Elasticsearch _id as MD5 hash or document fields-CodePudding

There are some examples available on the internet to customize _id field for a Elasticsearch document but is there a way to generate a composite _id of multiple fields.

Sample Data

{
  "first_name": "john",
  "last_name": "doe",
  "dob": "1987-12-21",
  "phone": "7894456123".
  "so": "on"...
}

How can I configure the index pipeline to generate _id from the join of first the 4 fields which for the use-case considered to be the composite primary key.

Things to take care:

There is character limit on _id but the join of the 4 fields can exceed that anytime.
using some kind of separate so there can't be 2 docs with different fields value but same joined value.

I considered using hashing algo like MD5 and SHA256 which can generate fixed length _ids from the "|".join(first,last,dob,phone). but not able to implement in the ingestion pipeline

This is not a security concern as we only trying to define a primary key and indexes are on a monthly rolling bases.

So if we can find a storage efficient _id value that is preferred.

if there are other ways to achieved the use-case please suggest.

CodePudding user response：

Enter the fingerprint ingest processor (since ES 7.12.0).

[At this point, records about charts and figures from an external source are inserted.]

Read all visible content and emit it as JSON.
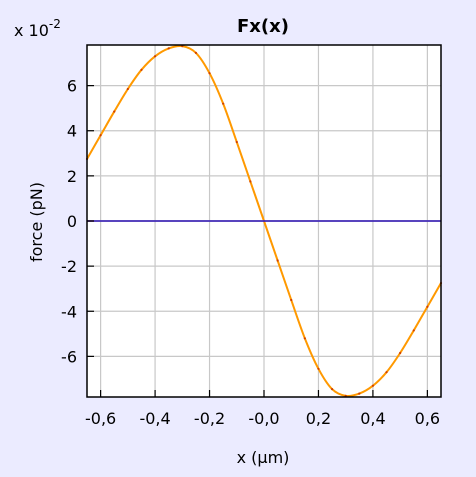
{
  "figure": {
    "background": "#ebebff",
    "plot_background": "#ffffff"
  },
  "chart_data": {
    "type": "line",
    "title": "Fx(x)",
    "xlabel": "x (µm)",
    "ylabel": "force (pN)",
    "y_multiplier_label": "x 10",
    "y_multiplier_exponent": "-2",
    "xlim": [
      -0.65,
      0.65
    ],
    "ylim": [
      -7.8,
      7.8
    ],
    "grid": true,
    "x_ticks": [
      -0.6,
      -0.4,
      -0.2,
      0.0,
      0.2,
      0.4,
      0.6
    ],
    "x_tick_labels": [
      "-0,6",
      "-0,4",
      "-0,2",
      "-0,0",
      "0,2",
      "0,4",
      "0,6"
    ],
    "y_ticks": [
      6,
      4,
      2,
      0,
      -2,
      -4,
      -6
    ],
    "y_tick_labels": [
      "6",
      "4",
      "2",
      "0",
      "-2",
      "-4",
      "-6"
    ],
    "series": [
      {
        "color": "#ff9900",
        "x": [
          -0.65,
          -0.6,
          -0.55,
          -0.5,
          -0.45,
          -0.4,
          -0.35,
          -0.3,
          -0.25,
          -0.2,
          -0.15,
          -0.1,
          -0.05,
          0.0,
          0.05,
          0.1,
          0.15,
          0.2,
          0.25,
          0.3,
          0.35,
          0.4,
          0.45,
          0.5,
          0.55,
          0.6,
          0.65
        ],
        "y": [
          2.75,
          3.8,
          4.85,
          5.85,
          6.7,
          7.3,
          7.65,
          7.75,
          7.45,
          6.55,
          5.2,
          3.5,
          1.75,
          0.0,
          -1.75,
          -3.5,
          -5.2,
          -6.55,
          -7.45,
          -7.75,
          -7.65,
          -7.3,
          -6.7,
          -5.85,
          -4.85,
          -3.8,
          -2.75
        ]
      },
      {
        "color": "#a0003c",
        "x": [
          -0.65,
          0.65
        ],
        "y": [
          0.0,
          0.0
        ]
      },
      {
        "color": "#3333cc",
        "x": [
          -0.65,
          0.65
        ],
        "y": [
          0.0,
          0.0
        ]
      }
    ]
  }
}
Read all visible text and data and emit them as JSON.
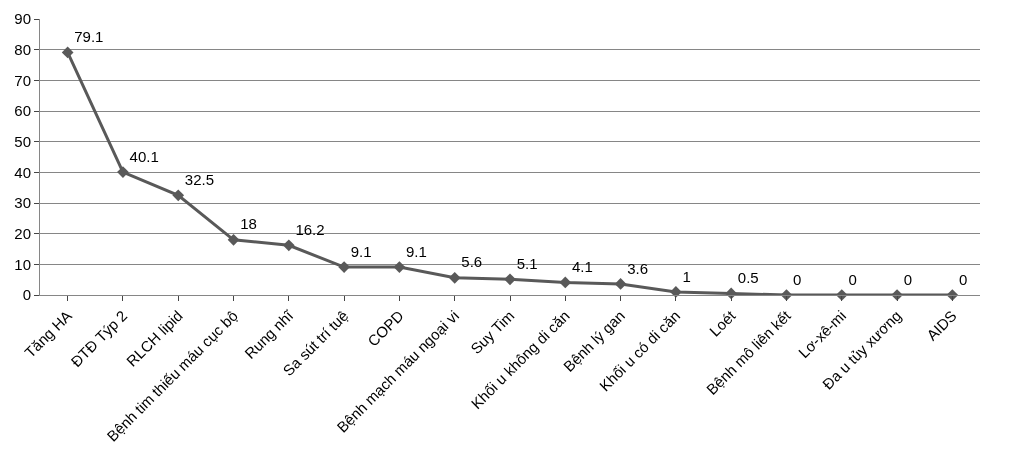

You can define an ingest pipeline using that processor and set the _id field as you expect:

PUT _ingest/pipeline/id-fingerprint
{
  "processors": [
    {
      "fingerprint": {
        "fields": ["first_name", "last_name", "dob", "phone"],
        "target_field": "_id",
        "method": "MD5"
      }
    }
  ]
}

Then when you index your document, you can simply reference that pipeline

PUT test/_doc/1?pipeline=id-fingerprint
{
  "first_name": "john",
  "last_name": "doe",
  "dob": "1987-12-21",
  "phone": "7894456123",
  "so": "on"
}

Results =>

{
    "_index" : "test",
    "_type" : "_doc",
    "_id" : "Xu28Onz3lbYCG0DrTTVp6Q==",      <--- the generated ID
    "_source" : {
      "phone" : "7894456123",
      "dob" : "1987-12-21",
      "last_name" : "doe",
      "so" : "on",
      "first_name" : "john"
    }
  }